Home Arts & Culture A day in the life of a herpetologist

A day in the life of a herpetologist

by commuadmin

Thelma Wandayi

GWERU – Slithering through its camouflage body with an inviting hissing sound, it can stand up and look into the eye while fangs that fold back can instantly snap out to strike, emitting very lethal venom.

The brother from another mother evidently slithers because of its large size, flexible jaws with sharp razor teeth, a non-venomous but a powerful squeeze that immediately ends the life of its victim.

The distant cousins are obviously deadly and dangerous snakes!

Deadly and venomous, yes, but in the eyes of a herpetologist these reptiles also need a life and surprisingly as much as we are terrified to see snakes on the loose, many have visited Snake Park to have a close range view with these creatures thereby making them a natural attraction.

“My day involves removing dangerous creatures whose bite can kill in a minute from people’s homes, cars, ceilings and even unexpected places such as a police cell and I am making a living out of it,” says Gweru based self-styled herpetologist, Dylan Dube.

“Snakes are beautiful creatures that need a life. As much as they are dreaded, many cash out to see them once captured in game parks.

“I grew up taking care of turtles. Having them gave me this euphoric feeling, one which later grew to my current trade, catching snakes,” he added.

The local society however often links this kind of work to witchcraft.

“Catching snakes is just pure art and skill that one can train alone and not in any way does it need juju as many perceive. It’s sad how our cultural narratives often link such work to witchcraft but am happy to say those who have seen the importance of our work have perceived us differently,” Dube said.

Now running a company, Wildlife Junction, Dube has aspirations not only to hunt down snakes but to educate the young ones about wildlife.

Wildlife Junction focuses on various reptiles, not only snakes but birds, hedgehogs, fish, turtles and tortoises as well.

“Realising the knowledge gap towards the understanding of wildlife, we have established a company, Wildlife Junction and through the establishment, we are looking forward to engage children with passion in this trade and educate them on how this different world can be preserved.

“To reinforce the idea in society, sometime last year we launched a snake bite awareness campaign in which was mainly tipped towards changing narratives and negative attitudes people have towards reptiles,” he further said.

Dube is however not immune to snakes himself as he has been bitten once though he discourages people to kill snakes saying the action maybe dangerous than anticipated.

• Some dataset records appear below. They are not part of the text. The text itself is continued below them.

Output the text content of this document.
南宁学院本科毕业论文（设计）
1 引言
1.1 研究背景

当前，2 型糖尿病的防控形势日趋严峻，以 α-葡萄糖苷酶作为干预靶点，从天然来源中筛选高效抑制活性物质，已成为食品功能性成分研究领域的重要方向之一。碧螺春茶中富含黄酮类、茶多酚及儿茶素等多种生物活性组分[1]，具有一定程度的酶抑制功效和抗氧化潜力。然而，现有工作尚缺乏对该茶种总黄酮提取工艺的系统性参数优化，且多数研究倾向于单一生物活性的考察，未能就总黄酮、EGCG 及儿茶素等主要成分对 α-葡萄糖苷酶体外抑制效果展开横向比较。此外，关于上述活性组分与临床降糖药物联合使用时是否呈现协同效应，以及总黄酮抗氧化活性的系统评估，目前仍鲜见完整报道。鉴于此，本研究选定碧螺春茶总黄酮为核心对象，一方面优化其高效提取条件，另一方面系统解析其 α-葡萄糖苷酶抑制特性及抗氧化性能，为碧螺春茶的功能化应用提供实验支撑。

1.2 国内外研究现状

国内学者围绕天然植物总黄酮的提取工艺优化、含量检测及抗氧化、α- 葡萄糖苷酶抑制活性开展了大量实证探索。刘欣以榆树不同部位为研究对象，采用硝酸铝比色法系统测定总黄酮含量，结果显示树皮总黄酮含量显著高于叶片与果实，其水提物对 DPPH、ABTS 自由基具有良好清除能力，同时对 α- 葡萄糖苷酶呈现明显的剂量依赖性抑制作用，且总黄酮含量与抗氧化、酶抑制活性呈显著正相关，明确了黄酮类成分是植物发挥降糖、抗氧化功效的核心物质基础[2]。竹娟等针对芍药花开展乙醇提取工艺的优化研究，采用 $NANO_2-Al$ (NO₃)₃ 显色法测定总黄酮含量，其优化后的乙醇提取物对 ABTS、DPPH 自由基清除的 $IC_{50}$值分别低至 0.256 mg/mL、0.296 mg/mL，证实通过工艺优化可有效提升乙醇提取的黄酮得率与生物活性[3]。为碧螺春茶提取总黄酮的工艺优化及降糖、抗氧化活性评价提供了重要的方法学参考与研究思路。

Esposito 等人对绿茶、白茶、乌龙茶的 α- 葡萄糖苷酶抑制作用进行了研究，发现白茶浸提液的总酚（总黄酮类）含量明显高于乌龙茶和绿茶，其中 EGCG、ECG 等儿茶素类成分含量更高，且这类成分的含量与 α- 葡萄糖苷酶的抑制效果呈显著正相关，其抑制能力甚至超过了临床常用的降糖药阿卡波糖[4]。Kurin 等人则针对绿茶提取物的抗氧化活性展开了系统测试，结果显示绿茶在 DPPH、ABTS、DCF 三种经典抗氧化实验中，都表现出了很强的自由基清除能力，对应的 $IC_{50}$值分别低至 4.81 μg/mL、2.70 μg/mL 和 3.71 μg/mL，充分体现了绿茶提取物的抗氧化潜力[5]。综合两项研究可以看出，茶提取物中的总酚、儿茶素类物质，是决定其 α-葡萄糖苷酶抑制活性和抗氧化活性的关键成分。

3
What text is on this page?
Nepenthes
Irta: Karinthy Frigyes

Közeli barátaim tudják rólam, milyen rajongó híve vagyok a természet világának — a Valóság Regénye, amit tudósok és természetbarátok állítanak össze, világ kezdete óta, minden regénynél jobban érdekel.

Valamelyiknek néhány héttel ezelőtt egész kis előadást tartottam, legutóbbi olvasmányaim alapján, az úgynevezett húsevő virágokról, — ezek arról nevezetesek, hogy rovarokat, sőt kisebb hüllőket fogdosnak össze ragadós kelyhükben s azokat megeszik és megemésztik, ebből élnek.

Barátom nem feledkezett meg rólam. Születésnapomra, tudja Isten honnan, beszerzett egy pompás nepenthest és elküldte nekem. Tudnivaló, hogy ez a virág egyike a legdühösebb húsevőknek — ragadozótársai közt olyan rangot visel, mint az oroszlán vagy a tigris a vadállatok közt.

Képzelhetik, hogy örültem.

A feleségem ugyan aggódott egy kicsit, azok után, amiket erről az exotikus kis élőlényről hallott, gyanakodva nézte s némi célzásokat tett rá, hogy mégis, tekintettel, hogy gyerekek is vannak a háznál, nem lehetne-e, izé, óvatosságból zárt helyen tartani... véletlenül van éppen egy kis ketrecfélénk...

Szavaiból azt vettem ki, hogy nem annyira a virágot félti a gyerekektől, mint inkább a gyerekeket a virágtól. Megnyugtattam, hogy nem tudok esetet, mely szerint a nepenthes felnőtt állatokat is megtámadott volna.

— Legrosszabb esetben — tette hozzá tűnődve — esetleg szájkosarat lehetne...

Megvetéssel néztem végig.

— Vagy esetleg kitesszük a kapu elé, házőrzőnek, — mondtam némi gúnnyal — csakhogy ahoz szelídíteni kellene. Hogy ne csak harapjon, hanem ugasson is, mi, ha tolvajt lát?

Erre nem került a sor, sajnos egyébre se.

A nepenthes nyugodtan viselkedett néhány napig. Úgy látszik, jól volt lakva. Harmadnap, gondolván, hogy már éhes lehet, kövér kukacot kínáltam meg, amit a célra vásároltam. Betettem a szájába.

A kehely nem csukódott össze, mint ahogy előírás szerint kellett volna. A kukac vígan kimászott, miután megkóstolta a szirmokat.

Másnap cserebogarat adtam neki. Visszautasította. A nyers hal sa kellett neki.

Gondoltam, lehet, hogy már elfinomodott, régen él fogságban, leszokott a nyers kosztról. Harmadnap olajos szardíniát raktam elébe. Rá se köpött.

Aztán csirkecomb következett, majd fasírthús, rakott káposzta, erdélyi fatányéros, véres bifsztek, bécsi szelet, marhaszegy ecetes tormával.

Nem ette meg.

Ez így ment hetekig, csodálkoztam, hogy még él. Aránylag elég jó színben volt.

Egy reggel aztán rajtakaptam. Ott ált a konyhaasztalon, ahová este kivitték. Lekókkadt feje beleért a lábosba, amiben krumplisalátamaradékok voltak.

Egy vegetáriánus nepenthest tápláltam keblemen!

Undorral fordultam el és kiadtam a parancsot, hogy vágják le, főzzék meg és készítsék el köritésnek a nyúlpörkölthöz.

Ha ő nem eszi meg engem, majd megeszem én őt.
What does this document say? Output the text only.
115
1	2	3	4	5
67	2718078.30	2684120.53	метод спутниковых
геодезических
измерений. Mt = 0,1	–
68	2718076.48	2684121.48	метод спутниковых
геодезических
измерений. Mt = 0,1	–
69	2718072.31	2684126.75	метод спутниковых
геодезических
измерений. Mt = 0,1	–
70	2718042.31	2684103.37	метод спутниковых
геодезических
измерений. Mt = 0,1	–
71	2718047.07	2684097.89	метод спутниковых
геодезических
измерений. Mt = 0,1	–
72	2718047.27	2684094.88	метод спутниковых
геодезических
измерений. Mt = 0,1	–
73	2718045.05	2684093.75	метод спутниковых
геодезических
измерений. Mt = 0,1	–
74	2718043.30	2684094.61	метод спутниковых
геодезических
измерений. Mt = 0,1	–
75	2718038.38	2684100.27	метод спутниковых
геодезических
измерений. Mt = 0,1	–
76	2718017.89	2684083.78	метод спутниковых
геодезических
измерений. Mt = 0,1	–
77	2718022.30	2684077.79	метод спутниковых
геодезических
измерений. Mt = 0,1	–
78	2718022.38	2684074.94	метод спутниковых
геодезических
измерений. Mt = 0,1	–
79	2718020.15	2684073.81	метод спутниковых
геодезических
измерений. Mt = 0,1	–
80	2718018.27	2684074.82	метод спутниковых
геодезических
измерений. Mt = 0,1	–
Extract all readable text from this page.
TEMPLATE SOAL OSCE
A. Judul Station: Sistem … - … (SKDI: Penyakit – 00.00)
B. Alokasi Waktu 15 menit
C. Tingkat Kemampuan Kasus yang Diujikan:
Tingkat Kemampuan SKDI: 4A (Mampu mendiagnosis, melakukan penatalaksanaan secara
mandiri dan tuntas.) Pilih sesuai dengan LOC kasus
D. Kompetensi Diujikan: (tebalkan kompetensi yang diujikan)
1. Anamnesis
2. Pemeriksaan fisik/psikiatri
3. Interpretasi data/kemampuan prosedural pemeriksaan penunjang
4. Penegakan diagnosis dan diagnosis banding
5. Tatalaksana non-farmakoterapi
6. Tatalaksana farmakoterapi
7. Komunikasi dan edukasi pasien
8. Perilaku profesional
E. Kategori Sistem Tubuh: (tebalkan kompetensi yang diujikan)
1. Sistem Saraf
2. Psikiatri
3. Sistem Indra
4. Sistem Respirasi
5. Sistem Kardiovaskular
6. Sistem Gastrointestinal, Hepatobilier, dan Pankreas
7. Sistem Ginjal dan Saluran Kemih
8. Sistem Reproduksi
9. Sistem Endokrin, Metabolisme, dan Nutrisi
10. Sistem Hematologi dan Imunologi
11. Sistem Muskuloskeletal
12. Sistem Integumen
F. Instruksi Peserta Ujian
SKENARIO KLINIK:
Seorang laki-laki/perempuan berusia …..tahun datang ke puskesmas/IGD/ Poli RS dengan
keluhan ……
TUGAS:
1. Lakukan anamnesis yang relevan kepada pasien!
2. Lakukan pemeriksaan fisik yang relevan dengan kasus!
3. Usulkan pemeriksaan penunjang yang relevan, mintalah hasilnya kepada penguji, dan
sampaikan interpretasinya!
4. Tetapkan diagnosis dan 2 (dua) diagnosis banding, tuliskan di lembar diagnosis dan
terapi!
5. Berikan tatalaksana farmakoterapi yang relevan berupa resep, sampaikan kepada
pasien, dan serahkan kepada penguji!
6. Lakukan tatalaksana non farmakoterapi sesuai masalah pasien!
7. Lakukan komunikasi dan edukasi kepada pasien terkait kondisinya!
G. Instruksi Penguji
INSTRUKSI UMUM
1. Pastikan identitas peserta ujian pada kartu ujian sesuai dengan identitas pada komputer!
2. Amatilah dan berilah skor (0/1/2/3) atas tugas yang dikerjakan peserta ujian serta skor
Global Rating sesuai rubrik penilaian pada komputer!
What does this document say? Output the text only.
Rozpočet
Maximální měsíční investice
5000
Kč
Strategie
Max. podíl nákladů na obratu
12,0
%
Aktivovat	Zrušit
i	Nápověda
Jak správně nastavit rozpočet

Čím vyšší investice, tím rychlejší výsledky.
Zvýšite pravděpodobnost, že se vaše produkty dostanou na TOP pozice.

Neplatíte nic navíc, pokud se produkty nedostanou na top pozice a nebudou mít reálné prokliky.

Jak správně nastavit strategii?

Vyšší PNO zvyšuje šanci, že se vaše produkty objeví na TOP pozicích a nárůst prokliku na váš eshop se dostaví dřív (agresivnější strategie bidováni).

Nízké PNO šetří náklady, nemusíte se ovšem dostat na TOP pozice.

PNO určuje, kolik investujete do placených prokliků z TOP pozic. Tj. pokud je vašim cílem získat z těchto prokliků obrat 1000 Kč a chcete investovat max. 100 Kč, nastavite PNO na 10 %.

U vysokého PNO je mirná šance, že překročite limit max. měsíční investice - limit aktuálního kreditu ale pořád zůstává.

“I was bitten by a python though it’s not venomous, I still find myself in situations where one wrong move could end it all. So in any situation I have to be extra cautious.

“A snake can strike and move so fast within the space of one eye blink. Attempting to kill or catch a snake is a perilous mission as one bite can be fatal. In an encounter with a deadly snake immediately call a snake catcher while a distance away and wait on professionals”, he told CommuTalk.

Inspired by Mike Perry, a South African herpetologist, Dube has caught snakes of all shapes and sizes with one of his most memorable moments being the time he was called to remove a python from a Lalapanzi police cell.

Snakes rescued are released to the National Parks.